Detailed atomistic molecular modeling of a potent type ΙΙ p38α inhibitor

Abstract

The active site conservation among protein kinases makes it a real challenge to design selective inhibitors. In this regard, detailed understanding of structural features responsible for functional behavior of different protein kinases is an important challenge in structure-based drug design. Amino acid decomposition analysis (ADA) is a powerful method to recognize and evaluate possible binding loci (hot spots) in ligand–receptor interaction. These hot spots could be used as a tool to differentiate selectivity profiles among similar protein kinases. p38α is a prominent target in the development of new anti-inflammatory agents. Type ΙΙ p38α inhibitors bind to DFG-out conformation of p38α in its inactive form. We performed a computational approach including MD simulations and ab initio method to evaluate a type ΙΙ p38α inhibitor. MD simulation was used to evaluate the binding pattern between ligand and p38α active site residues. Penetration of ligand thorough lipid bilayer was assessed by MD simulation using DPPC as a lipid bilayer model. Further conformational analysis was applied to determine induced ligand conformational instability due to binding to the receptor.
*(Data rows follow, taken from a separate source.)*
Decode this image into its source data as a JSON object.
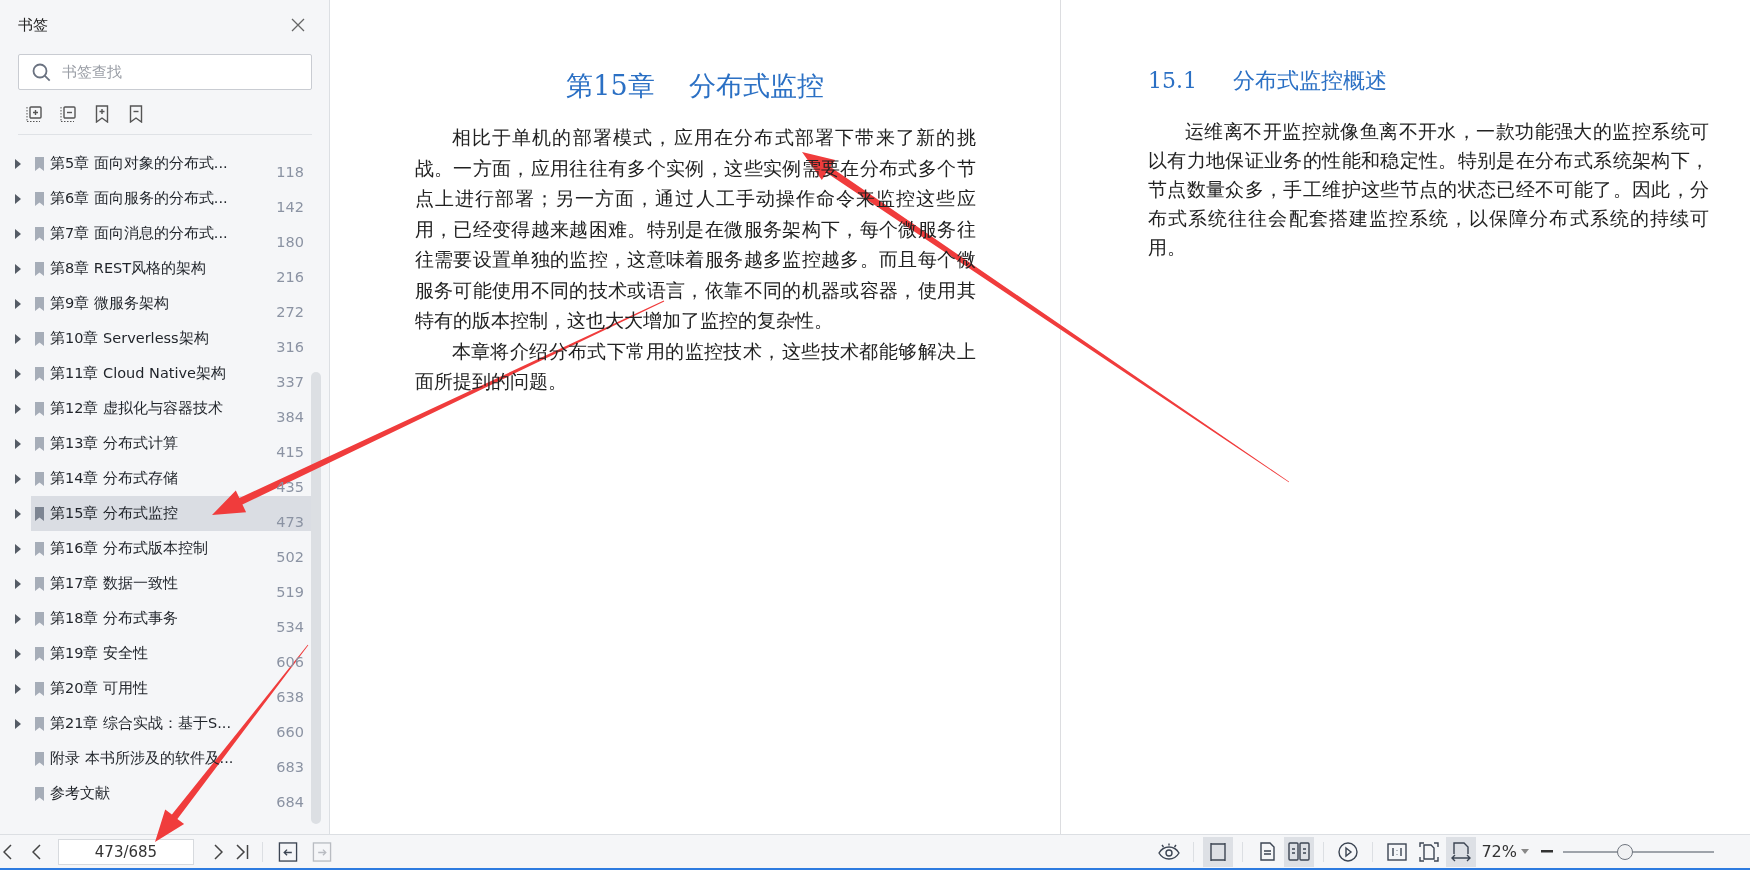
{
  "sidebar": {
    "title": "书签",
    "search": {
      "placeholder": "书签查找"
    },
    "tools": [
      {
        "kind": "expand"
      },
      {
        "kind": "collapse"
      },
      {
        "kind": "add"
      },
      {
        "kind": "remove"
      }
    ],
    "items": [
      {
        "label": "第5章 面向对象的分布式...",
        "page": "118",
        "expandable": true,
        "selected": false
      },
      {
        "label": "第6章 面向服务的分布式...",
        "page": "142",
        "expandable": true,
        "selected": false
      },
      {
        "label": "第7章 面向消息的分布式...",
        "page": "180",
        "expandable": true,
        "selected": false
      },
      {
        "label": "第8章 REST风格的架构",
        "page": "216",
        "expandable": true,
        "selected": false
      },
      {
        "label": "第9章 微服务架构",
        "page": "272",
        "expandable": true,
        "selected": false
      },
      {
        "label": "第10章 Serverless架构",
        "page": "316",
        "expandable": true,
        "selected": false
      },
      {
        "label": "第11章 Cloud Native架构",
        "page": "337",
        "expandable": true,
        "selected": false
      },
      {
        "label": "第12章 虚拟化与容器技术",
        "page": "384",
        "expandable": true,
        "selected": false
      },
      {
        "label": "第13章 分布式计算",
        "page": "415",
        "expandable": true,
        "selected": false
      },
      {
        "label": "第14章 分布式存储",
        "page": "435",
        "expandable": true,
        "selected": false
      },
      {
        "label": "第15章 分布式监控",
        "page": "473",
        "expandable": true,
        "selected": true
      },
      {
        "label": "第16章 分布式版本控制",
        "page": "502",
        "expandable": true,
        "selected": false
      },
      {
        "label": "第17章 数据一致性",
        "page": "519",
        "expandable": true,
        "selected": false
      },
      {
        "label": "第18章 分布式事务",
        "page": "534",
        "expandable": true,
        "selected": false
      },
      {
        "label": "第19章 安全性",
        "page": "606",
        "expandable": true,
        "selected": false
      },
      {
        "label": "第20章 可用性",
        "page": "638",
        "expandable": true,
        "selected": false
      },
      {
        "label": "第21章 综合实战：基于S...",
        "page": "660",
        "expandable": true,
        "selected": false
      },
      {
        "label": "附录 本书所涉及的软件及...",
        "page": "683",
        "expandable": false,
        "selected": false
      },
      {
        "label": "参考文献",
        "page": "684",
        "expandable": false,
        "selected": false
      }
    ]
  },
  "document": {
    "left_page": {
      "chapter_number": "第15章",
      "chapter_title": "分布式监控",
      "paragraphs": [
        "相比于单机的部署模式，应用在分布式部署下带来了新的挑战。一方面，应用往往有多个实例，这些实例需要在分布式多个节点上进行部署；另一方面，通过人工手动操作命令来监控这些应用，已经变得越来越困难。特别是在微服务架构下，每个微服务往往需要设置单独的监控，这意味着服务越多监控越多。而且每个微服务可能使用不同的技术或语言，依靠不同的机器或容器，使用其特有的版本控制，这也大大增加了监控的复杂性。",
        "本章将介绍分布式下常用的监控技术，这些技术都能够解决上面所提到的问题。"
      ]
    },
    "right_page": {
      "section_number": "15.1",
      "section_title": "分布式监控概述",
      "paragraphs": [
        "运维离不开监控就像鱼离不开水，一款功能强大的监控系统可以有力地保证业务的性能和稳定性。特别是在分布式系统架构下，节点数量众多，手工维护这些节点的状态已经不可能了。因此，分布式系统往往会配套搭建监控系统，以保障分布式系统的持续可用。"
      ]
    }
  },
  "annotations": [
    {
      "kind": "arrow"
    },
    {
      "kind": "arrow"
    },
    {
      "kind": "arrow"
    }
  ],
  "status_bar": {
    "nav": [
      {
        "kind": "first"
      },
      {
        "kind": "prev"
      }
    ],
    "page_field": "473/685",
    "nav_after": [
      {
        "kind": "next"
      },
      {
        "kind": "last"
      }
    ],
    "history": [
      {
        "kind": "back",
        "disabled": false
      },
      {
        "kind": "forward",
        "disabled": true
      }
    ],
    "view_tools": [
      {
        "kind": "eye",
        "selected": false
      },
      {
        "kind": "continuous",
        "selected": true
      },
      {
        "kind": "single",
        "selected": false
      },
      {
        "kind": "double",
        "selected": true
      },
      {
        "kind": "play",
        "selected": false
      },
      {
        "kind": "actual",
        "selected": false
      },
      {
        "kind": "fitpage",
        "selected": false
      },
      {
        "kind": "fitwidth",
        "selected": true
      }
    ],
    "zoom": {
      "value": "72%",
      "level": 0.41
    }
  }
}
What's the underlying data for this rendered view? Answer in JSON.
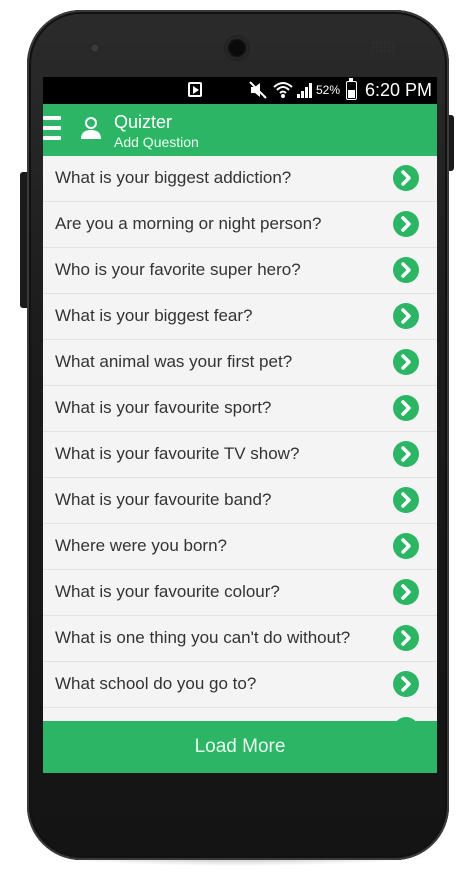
{
  "status_bar": {
    "battery_percent": "52%",
    "time": "6:20 PM",
    "icons": [
      "play-store-notification-icon",
      "mute-icon",
      "wifi-icon",
      "signal-icon",
      "battery-icon"
    ]
  },
  "app_bar": {
    "title": "Quizter",
    "subtitle": "Add Question",
    "icons": [
      "menu-icon",
      "person-icon"
    ]
  },
  "questions": [
    "What is your biggest addiction?",
    "Are you a morning or night person?",
    "Who is your favorite super hero?",
    "What is your biggest fear?",
    "What animal was your first pet?",
    "What is your favourite sport?",
    "What is your favourite TV show?",
    "What is your favourite band?",
    "Where were you born?",
    "What is your favourite colour?",
    "What is one thing you can't do without?",
    "What school do you go to?"
  ],
  "row_action_icon": "chevron-right-circle-icon",
  "load_more_label": "Load More",
  "colors": {
    "accent": "#2db566",
    "status_bar": "#000000",
    "list_background": "#f4f4f4",
    "text": "#333333"
  }
}
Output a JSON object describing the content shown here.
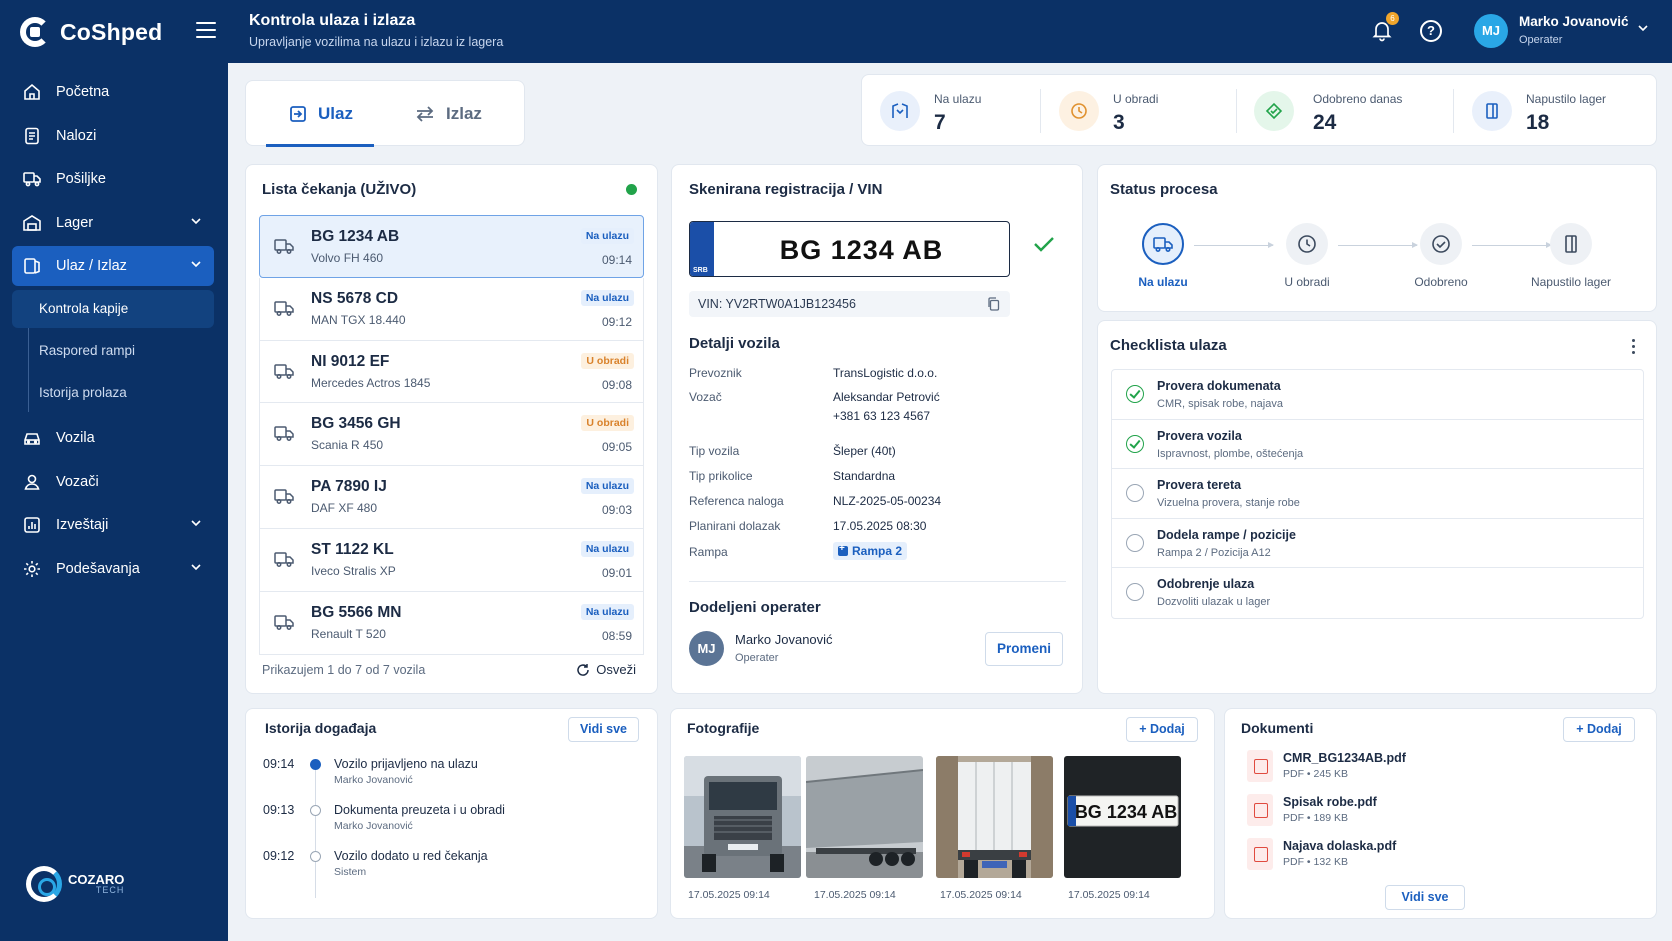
{
  "app": {
    "name": "CoShped",
    "footer_brand": "COZARO",
    "footer_brand_sub": "TECH"
  },
  "sidebar": {
    "items": [
      {
        "label": "Početna",
        "icon": "home-icon"
      },
      {
        "label": "Nalozi",
        "icon": "document-icon"
      },
      {
        "label": "Pošiljke",
        "icon": "package-truck-icon"
      },
      {
        "label": "Lager",
        "icon": "warehouse-icon",
        "has_chevron": true
      },
      {
        "label": "Ulaz / Izlaz",
        "icon": "gate-icon",
        "has_chevron": true,
        "active": true
      },
      {
        "label": "Vozila",
        "icon": "car-icon"
      },
      {
        "label": "Vozači",
        "icon": "user-icon"
      },
      {
        "label": "Izveštaji",
        "icon": "chart-icon",
        "has_chevron": true
      },
      {
        "label": "Podešavanja",
        "icon": "gear-icon",
        "has_chevron": true
      }
    ],
    "subitems": [
      {
        "label": "Kontrola kapije",
        "active": true
      },
      {
        "label": "Raspored rampi"
      },
      {
        "label": "Istorija prolaza"
      }
    ]
  },
  "header": {
    "title": "Kontrola ulaza i izlaza",
    "subtitle": "Upravljanje vozilima na ulazu i izlazu iz lagera",
    "notification_count": "6",
    "user": {
      "initials": "MJ",
      "name": "Marko Jovanović",
      "role": "Operater"
    }
  },
  "tabs": [
    {
      "label": "Ulaz",
      "active": true
    },
    {
      "label": "Izlaz"
    }
  ],
  "stats": [
    {
      "label": "Na ulazu",
      "value": "7",
      "color": "#1b5fbf",
      "bg": "#e9f0fb"
    },
    {
      "label": "U obradi",
      "value": "3",
      "color": "#e0912f",
      "bg": "#fdf1e2"
    },
    {
      "label": "Odobreno danas",
      "value": "24",
      "color": "#21a34a",
      "bg": "#e4f6ea"
    },
    {
      "label": "Napustilo lager",
      "value": "18",
      "color": "#1b5fbf",
      "bg": "#e9f0fb"
    }
  ],
  "queue": {
    "title": "Lista čekanja (UŽIVO)",
    "items": [
      {
        "plate": "BG 1234 AB",
        "model": "Volvo FH 460",
        "status": "Na ulazu",
        "status_color": "blue",
        "time": "09:14",
        "selected": true
      },
      {
        "plate": "NS 5678 CD",
        "model": "MAN TGX 18.440",
        "status": "Na ulazu",
        "status_color": "blue",
        "time": "09:12"
      },
      {
        "plate": "NI 9012 EF",
        "model": "Mercedes Actros 1845",
        "status": "U obradi",
        "status_color": "orange",
        "time": "09:08"
      },
      {
        "plate": "BG 3456 GH",
        "model": "Scania R 450",
        "status": "U obradi",
        "status_color": "orange",
        "time": "09:05"
      },
      {
        "plate": "PA 7890 IJ",
        "model": "DAF XF 480",
        "status": "Na ulazu",
        "status_color": "blue",
        "time": "09:03"
      },
      {
        "plate": "ST 1122 KL",
        "model": "Iveco Stralis XP",
        "status": "Na ulazu",
        "status_color": "blue",
        "time": "09:01"
      },
      {
        "plate": "BG 5566 MN",
        "model": "Renault T 520",
        "status": "Na ulazu",
        "status_color": "blue",
        "time": "08:59"
      }
    ],
    "footer": "Prikazujem 1 do 7 od 7 vozila",
    "refresh_label": "Osveži"
  },
  "vehicle": {
    "title": "Skenirana registracija / VIN",
    "plate": "BG 1234 AB",
    "country": "SRB",
    "vin": "VIN: YV2RTW0A1JB123456",
    "details_title": "Detalji vozila",
    "details": [
      {
        "label": "Prevoznik",
        "value": "TransLogistic d.o.o."
      },
      {
        "label": "Vozač",
        "value": "Aleksandar Petrović",
        "value2": "+381 63 123 4567"
      },
      {
        "label": "Tip vozila",
        "value": "Šleper (40t)"
      },
      {
        "label": "Tip prikolice",
        "value": "Standardna"
      },
      {
        "label": "Referenca naloga",
        "value": "NLZ-2025-05-00234"
      },
      {
        "label": "Planirani dolazak",
        "value": "17.05.2025 08:30"
      },
      {
        "label": "Rampa",
        "value": "Rampa 2",
        "pill": true
      }
    ],
    "operator_title": "Dodeljeni operater",
    "operator": {
      "initials": "MJ",
      "name": "Marko Jovanović",
      "role": "Operater"
    },
    "change_label": "Promeni"
  },
  "process": {
    "title": "Status procesa",
    "steps": [
      {
        "label": "Na ulazu",
        "icon": "truck-icon",
        "active": true
      },
      {
        "label": "U obradi",
        "icon": "clock-icon"
      },
      {
        "label": "Odobreno",
        "icon": "check-circle-icon"
      },
      {
        "label": "Napustilo lager",
        "icon": "exit-door-icon"
      }
    ]
  },
  "checklist": {
    "title": "Checklista ulaza",
    "items": [
      {
        "title": "Provera dokumenata",
        "sub": "CMR, spisak robe, najava",
        "done": true
      },
      {
        "title": "Provera vozila",
        "sub": "Ispravnost, plombe, oštećenja",
        "done": true
      },
      {
        "title": "Provera tereta",
        "sub": "Vizuelna provera, stanje robe",
        "done": false
      },
      {
        "title": "Dodela rampe / pozicije",
        "sub": "Rampa 2 / Pozicija A12",
        "done": false
      },
      {
        "title": "Odobrenje ulaza",
        "sub": "Dozvoliti ulazak u lager",
        "done": false
      }
    ]
  },
  "history": {
    "title": "Istorija događaja",
    "see_all": "Vidi sve",
    "events": [
      {
        "time": "09:14",
        "title": "Vozilo prijavljeno na ulazu",
        "by": "Marko Jovanović",
        "active": true
      },
      {
        "time": "09:13",
        "title": "Dokumenta preuzeta i u obradi",
        "by": "Marko Jovanović"
      },
      {
        "time": "09:12",
        "title": "Vozilo dodato u red čekanja",
        "by": "Sistem"
      }
    ]
  },
  "photos": {
    "title": "Fotografije",
    "add_label": "+ Dodaj",
    "items": [
      {
        "date": "17.05.2025 09:14",
        "kind": "truck-front"
      },
      {
        "date": "17.05.2025 09:14",
        "kind": "trailer-side"
      },
      {
        "date": "17.05.2025 09:14",
        "kind": "trailer-rear"
      },
      {
        "date": "17.05.2025 09:14",
        "kind": "plate",
        "plate_text": "BG 1234 AB"
      }
    ]
  },
  "documents": {
    "title": "Dokumenti",
    "add_label": "+ Dodaj",
    "see_all": "Vidi sve",
    "items": [
      {
        "name": "CMR_BG1234AB.pdf",
        "meta": "PDF • 245 KB"
      },
      {
        "name": "Spisak robe.pdf",
        "meta": "PDF • 189 KB"
      },
      {
        "name": "Najava dolaska.pdf",
        "meta": "PDF • 132 KB"
      }
    ]
  }
}
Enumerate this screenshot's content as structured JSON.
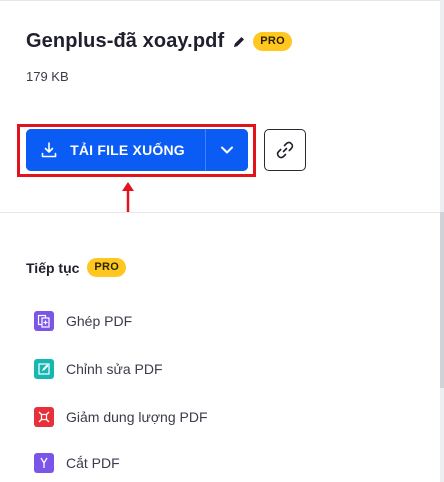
{
  "file": {
    "name": "Genplus-đã xoay.pdf",
    "size": "179 KB",
    "pro_label": "PRO"
  },
  "actions": {
    "download_label": "TẢI FILE XUỐNG"
  },
  "continue_section": {
    "title": "Tiếp tục",
    "pro_label": "PRO",
    "tools": [
      {
        "label": "Ghép PDF",
        "color": "#7a55e8",
        "icon": "merge-icon"
      },
      {
        "label": "Chỉnh sửa PDF",
        "color": "#15b8b0",
        "icon": "edit-icon"
      },
      {
        "label": "Giảm dung lượng PDF",
        "color": "#e8303a",
        "icon": "compress-icon"
      },
      {
        "label": "Cắt PDF",
        "color": "#7a55e8",
        "icon": "split-icon"
      }
    ]
  },
  "colors": {
    "primary": "#0a5cf5",
    "pro_badge": "#ffc71f",
    "highlight": "#e3131e"
  }
}
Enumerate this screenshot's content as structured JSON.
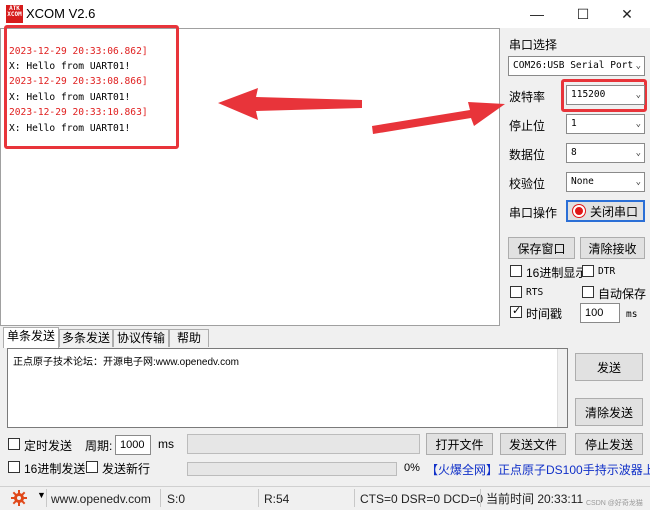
{
  "window": {
    "logo_text": "ATK",
    "logo_text2": "XCOM",
    "title": "XCOM V2.6",
    "minimize": "—",
    "maximize": "☐",
    "close": "✕"
  },
  "receive": {
    "lines": [
      {
        "text": "2023-12-29 20:33:06.862]",
        "color": "red"
      },
      {
        "text": "X: Hello from UART01!",
        "color": "black"
      },
      {
        "text": "2023-12-29 20:33:08.866]",
        "color": "red"
      },
      {
        "text": "X: Hello from UART01!",
        "color": "black"
      },
      {
        "text": "2023-12-29 20:33:10.863]",
        "color": "red"
      },
      {
        "text": "X: Hello from UART01!",
        "color": "black"
      }
    ]
  },
  "settings": {
    "port_label": "串口选择",
    "port_value": "COM26:USB Serial Port",
    "baud_label": "波特率",
    "baud_value": "115200",
    "stop_label": "停止位",
    "stop_value": "1",
    "data_label": "数据位",
    "data_value": "8",
    "parity_label": "校验位",
    "parity_value": "None",
    "op_label": "串口操作",
    "op_button": "关闭串口",
    "save_window": "保存窗口",
    "clear_recv": "清除接收",
    "hex_display": "16进制显示",
    "dtr": "DTR",
    "rts": "RTS",
    "auto_save": "自动保存",
    "timestamp": "时间戳",
    "timestamp_value": "100",
    "timestamp_unit": "ms"
  },
  "tabs": [
    {
      "label": "单条发送",
      "active": true
    },
    {
      "label": "多条发送",
      "active": false
    },
    {
      "label": "协议传输",
      "active": false
    },
    {
      "label": "帮助",
      "active": false
    }
  ],
  "send": {
    "text": "正点原子技术论坛：开源电子网:www.openedv.com",
    "send_button": "发送",
    "clear_send": "清除发送",
    "timed_send": "定时发送",
    "period_label": "周期:",
    "period_value": "1000",
    "period_unit": "ms",
    "open_file": "打开文件",
    "send_file": "发送文件",
    "stop_send": "停止发送",
    "hex_send": "16进制发送",
    "newline": "发送新行",
    "progress_label": "0%",
    "ad_text": "【火爆全网】正点原子DS100手持示波器上市"
  },
  "status": {
    "url": "www.openedv.com",
    "sent": "S:0",
    "received": "R:54",
    "lines": "CTS=0 DSR=0 DCD=0",
    "time": "当前时间 20:33:11",
    "watermark": "CSDN @好奇龙猫"
  },
  "colors": {
    "annotation": "#e8343a",
    "timestamp_text": "#e02020",
    "ad_text": "#1030c8",
    "logo": "#d61c1c"
  }
}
ADA provided interesting results for pharmacophore discrimination. According to obtained results, residues Asp168, Leu167, Met109 and Glu71 had most contribution in binding to ligand. Conformational analysis showed that diffusion of ligand through lipid bilayer is done almost in nearly optimum structure. The obtained results could reveal some information on molecular basis of p38α inhibition, while being in good agreement with proposed pharmacophore in the literature.